Services Rendered

Hey Ya’ll! Welcome to new and old readers! Just in case you’re new, in the past few years, I have been working on myself physically and mentally. This blog has become where I write about more personal insights that don’t come up in my novels or poetry. For those who are waiting for new creative material, I am finished with the first draft of my next novel and am in the process of massive editing and rewrites. I also posted a new poem that I read recently “La Loba” in my video gallery. So I am working on a novel and a new poetry book but the novel will definitely be available sooner than the poetry book!

One thing I have been doing in my mid-life adulting process is trying to make amends to people I thought I had wronged. I wanted to let go of all the bitterness and regret that I was carrying in my life. It has been cleansing and eye-opening that everyone I’ve contacted remembers things differently from how I did. This all goes back to the issue I have with the stories I tell myself.
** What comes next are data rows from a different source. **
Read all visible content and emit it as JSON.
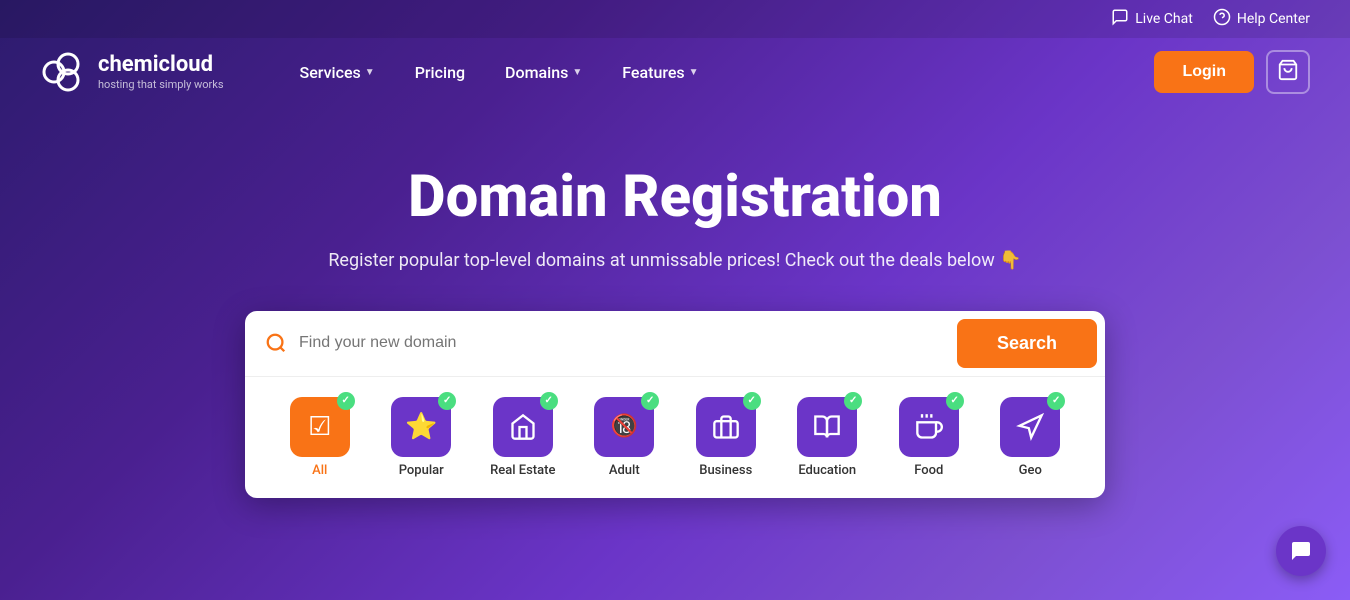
{
  "topbar": {
    "live_chat": "Live Chat",
    "help_center": "Help Center"
  },
  "header": {
    "logo_brand": "chemicloud",
    "logo_tagline": "hosting that simply works",
    "nav": [
      {
        "label": "Services",
        "has_dropdown": true
      },
      {
        "label": "Pricing",
        "has_dropdown": false
      },
      {
        "label": "Domains",
        "has_dropdown": true
      },
      {
        "label": "Features",
        "has_dropdown": true
      }
    ],
    "login_label": "Login",
    "cart_icon": "🛍"
  },
  "hero": {
    "title": "Domain Registration",
    "subtitle": "Register popular top-level domains at unmissable prices! Check out the deals below 👇"
  },
  "search": {
    "placeholder": "Find your new domain",
    "button_label": "Search"
  },
  "categories": [
    {
      "id": "all",
      "label": "All",
      "icon": "☑",
      "bg": "orange",
      "active": true
    },
    {
      "id": "popular",
      "label": "Popular",
      "icon": "⭐",
      "bg": "purple",
      "active": false
    },
    {
      "id": "real-estate",
      "label": "Real Estate",
      "icon": "🏠",
      "bg": "purple",
      "active": false
    },
    {
      "id": "adult",
      "label": "Adult",
      "icon": "🔞",
      "bg": "purple",
      "active": false
    },
    {
      "id": "business",
      "label": "Business",
      "icon": "💼",
      "bg": "purple",
      "active": false
    },
    {
      "id": "education",
      "label": "Education",
      "icon": "📖",
      "bg": "purple",
      "active": false
    },
    {
      "id": "food",
      "label": "Food",
      "icon": "🍽",
      "bg": "purple",
      "active": false
    },
    {
      "id": "geo",
      "label": "Geo",
      "icon": "📍",
      "bg": "purple",
      "active": false
    }
  ],
  "chat": {
    "icon": "💬"
  }
}
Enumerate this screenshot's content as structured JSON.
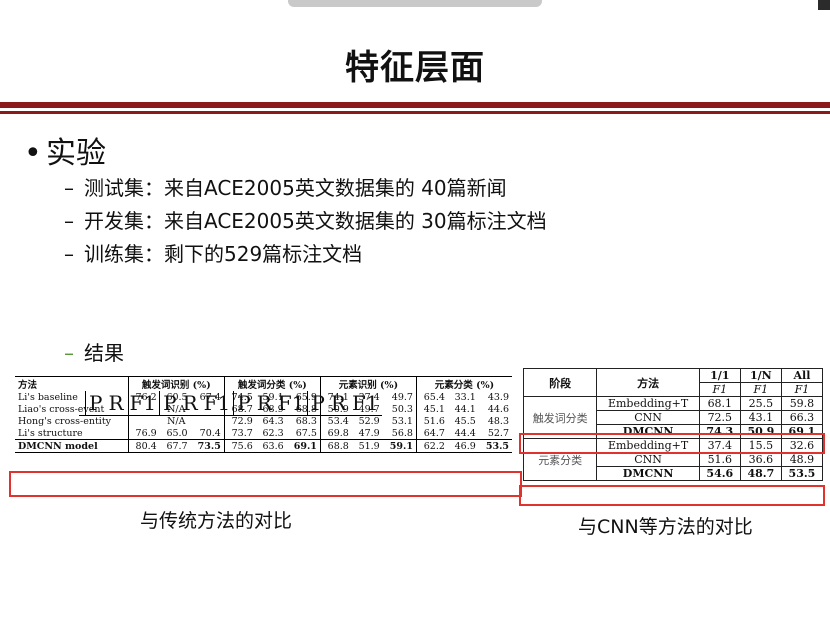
{
  "slide": {
    "title": "特征层面",
    "bullet": "实验",
    "items": [
      "测试集：来自ACE2005英文数据集的 40篇新闻",
      "开发集：来自ACE2005英文数据集的 30篇标注文档",
      "训练集：剩下的529篇标注文档"
    ],
    "result_label": "结果",
    "caption_left": "与传统方法的对比",
    "caption_right": "与CNN等方法的对比"
  },
  "table1": {
    "groups": [
      "方法",
      "触发词识别 (%)",
      "触发词分类 (%)",
      "元素识别 (%)",
      "元素分类 (%)"
    ],
    "sub": [
      "P",
      "R",
      "F1"
    ],
    "rows": [
      {
        "name": "Li's baseline",
        "v": [
          "76.2",
          "60.5",
          "67.4",
          "74.5",
          "59.1",
          "65.9",
          "74.1",
          "37.4",
          "49.7",
          "65.4",
          "33.1",
          "43.9"
        ]
      },
      {
        "name": "Liao's cross-event",
        "na": "N/A",
        "v": [
          "68.7",
          "68.9",
          "68.8",
          "50.9",
          "49.7",
          "50.3",
          "45.1",
          "44.1",
          "44.6"
        ]
      },
      {
        "name": "Hong's cross-entity",
        "na": "N/A",
        "v": [
          "72.9",
          "64.3",
          "68.3",
          "53.4",
          "52.9",
          "53.1",
          "51.6",
          "45.5",
          "48.3"
        ]
      },
      {
        "name": "Li's structure",
        "v": [
          "76.9",
          "65.0",
          "70.4",
          "73.7",
          "62.3",
          "67.5",
          "69.8",
          "47.9",
          "56.8",
          "64.7",
          "44.4",
          "52.7"
        ]
      },
      {
        "name": "DMCNN model",
        "v": [
          "80.4",
          "67.7",
          "73.5",
          "75.6",
          "63.6",
          "69.1",
          "68.8",
          "51.9",
          "59.1",
          "62.2",
          "46.9",
          "53.5"
        ]
      }
    ]
  },
  "table2": {
    "head": {
      "stage": "阶段",
      "method": "方法",
      "c1": "1/1",
      "c2": "1/N",
      "c3": "All",
      "f": "F1"
    },
    "stage1": "触发词分类",
    "stage2": "元素分类",
    "rows": [
      {
        "m": "Embedding+T",
        "v": [
          "68.1",
          "25.5",
          "59.8"
        ]
      },
      {
        "m": "CNN",
        "v": [
          "72.5",
          "43.1",
          "66.3"
        ]
      },
      {
        "m": "DMCNN",
        "v": [
          "74.3",
          "50.9",
          "69.1"
        ]
      },
      {
        "m": "Embedding+T",
        "v": [
          "37.4",
          "15.5",
          "32.6"
        ]
      },
      {
        "m": "CNN",
        "v": [
          "51.6",
          "36.6",
          "48.9"
        ]
      },
      {
        "m": "DMCNN",
        "v": [
          "54.6",
          "48.7",
          "53.5"
        ]
      }
    ]
  }
}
However, I still harbored ill feelings towards people who had wronged me. I’m working on forgiveness. However, some of the people who had wronged me were people I had paid to do a service for me. Two of them I still have regular contact with, even though I no longer need their services.

In one case, the person insulted me while doing the service, and in the other, the person treated me like I was an unwanted student they got saddled with teaching. I did the smart and wise thing; I terminated both services with those people. However, looking back on it, I realized I not only should have terminated the relationship, but also told them why I was leaving. Not to feel validated or that they required a reason, but for their own self-growth. The two people are still in the customer service industry. They should know how to treat their clients better if they intend to stay in the industry. In addition, no one should feel the embarrassment and shame I felt, especially if we’re paying them for a service!

I was about to contact both people, but then I stopped and asked myself some more probing questions. The services I received from these people happened over two years ago. I do not intend to use them or any service like theirs in the near future. What benefit would it be to them to know the reason if they never cared to ask all this time? I didn’t owe them an explanation when I terminated the service, and I didn’t owe them one after all this time. The window for being courteous and informing them of their bad behavior had passed. They either don’t remember what they did or said, or they’ve rewritten the history in their own heads. It is time I let go of my bitterness for the two of them and pray that when I am verbally saying “I forgive them” over and over in my head, God will eventually let me feel that in my heart. It’s no longer worth my time and effort to keep feeding myself poison, hoping that they will be harmed. Hate – your services are no longer needed.